The Controversial Issue of Debt-Induced Gains
WSJ Online reports: While the bond-market mess made the earnings reports for the big investment banks feel like a game of roulette, there was one area where they were almost guaranteed to win: profits generated by the falling value of their own debt.
That allowed the firms to book hundreds of millions of dollars in profit, helping to offset multibillion-dollar charges they had to take on commitments to fund leveraged buyouts.
• The Situation: Banks like Citigroup, Bank of America and J.P. Morgan could benefit from an accounting rule that will allow the firms to generate profit from drops in values of their own debt.
• The Debate: Accounting rule makers signed off on the treatment, but critics question whether it undermines the nuts-and-bolts figures.

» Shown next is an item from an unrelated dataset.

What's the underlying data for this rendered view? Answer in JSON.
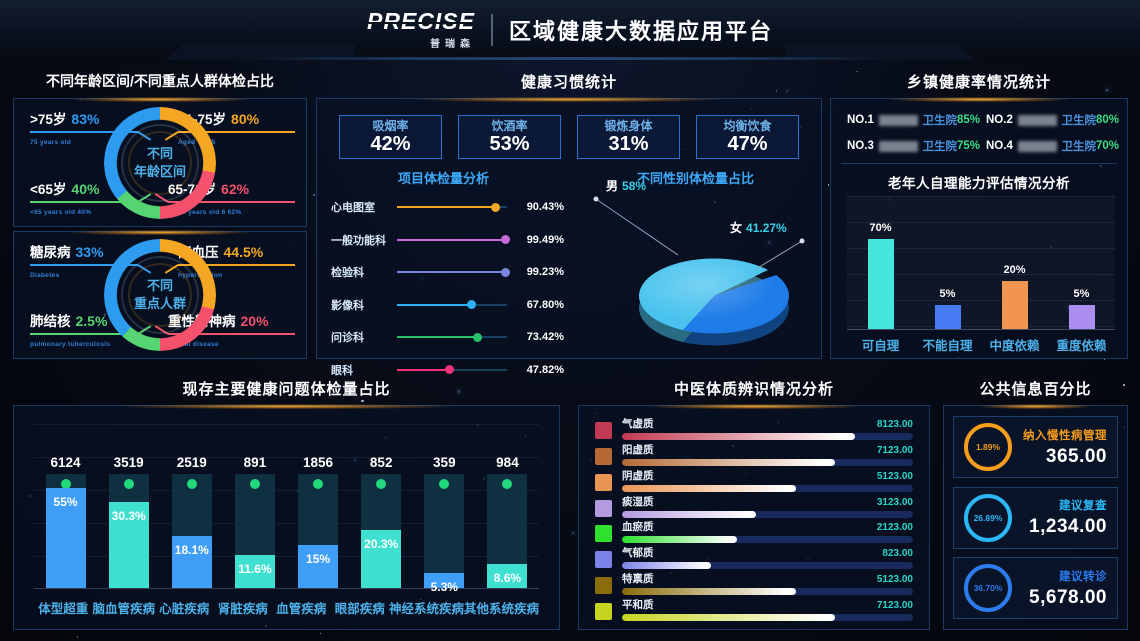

• Bottom Line, Literally: It could be blurry, as the move may offset some credit-crunch losses and mitigate otherwise sharp earnings hits.Now some banks may be set to similarly benefit from their own misfortune. Financial titans such as Citigroup Inc., Bank of America Corp., and J.P. Morgan Chase & Co., which will report third-quarter results next month, all opted earlier this year to start applying market values to some of their own liabilities, according to the research service the Analyst's Accounting Observer.
This means they, too, might see a boost to profit from declines in the value of their debts during the summer credit crunch. "It might not be unusual at all to be seeing gains on debt issued hitting earnings in the third quarter," the Analyst's Accounting Observer said.
Officials at Citigroup, J.P. Morgan and Bank of America declined to comment.
The brokers and banks are doing nothing wrong or improper in booking such gains. The accounting rules as they stand allow the practice. But some investors are crying foul, saying the rules shouldn't have been changed to allow for such gains.
Here is how the accounting method works: Say $100 million of bonds issued by a bank falls in value by $5 million, or 5%. Under new accounting rules adopted by the banks and brokerages, some liabilities are valued at market prices instead of being recorded at their historical cost. The decline in the bonds' value means the bank's liabilities fell by $5 million. The difference between the current price of $95 million and the original $100 million creates an equivalent gain that ends up on the income statement and boosts profits. Conversely, if the bonds gained in value, it would mean the bank's liabilities went up, producing a loss.
Any gains at the banks could potentially offer one bright spot in what is expected to be an otherwise gloomy quarter. Banks likely face write-downs in the value of commitments that they have made to fund leveraged buyouts and will need to increase reserves for soured loans.
The emergence of debt-induced gains, even if they only offer a slight respite from overall market woes, has rekindled longstanding debate about whether such profits should be allowed. The opportunity for companies to benefit in this way only recently emerged, thanks to new accounting rules that allow companies to apply market prices to their own liabilities.
Opponents of the practice of booking such gains worry that they erode earnings quality and possibly open a new way for executives to massage earnings.
Yet brokerage executives defended the gains, saying they were more than just an accounting gimmick. During his firm's earnings call, Sam Molinaro, Bear Stearns's chief financial officer, said "the gains were real," adding that "there's someone on the other side of that trade who lost money."
Mr. Molinaro added that his firm could have easily used financial instruments to cancel out, or hedge, the impact of any change in the value of Bear's own credit standing. But the firm ruled that out, he said. Bear later recognized about $225 million in gains from the change in value of structured notes it sold investors.
The idea of allowing companies to profit from falls in their own liabilities proved controversial when accounting rule makers debated the idea.
It may also require investors to "rethink how we are going to evaluate a company's debt-to-equity ratio," Prof. Ketz said. "In the past, we would think that if a firm was having problems they would show a higher debt ratio, but now if they are performing poorly, the debt is going to be going down in value."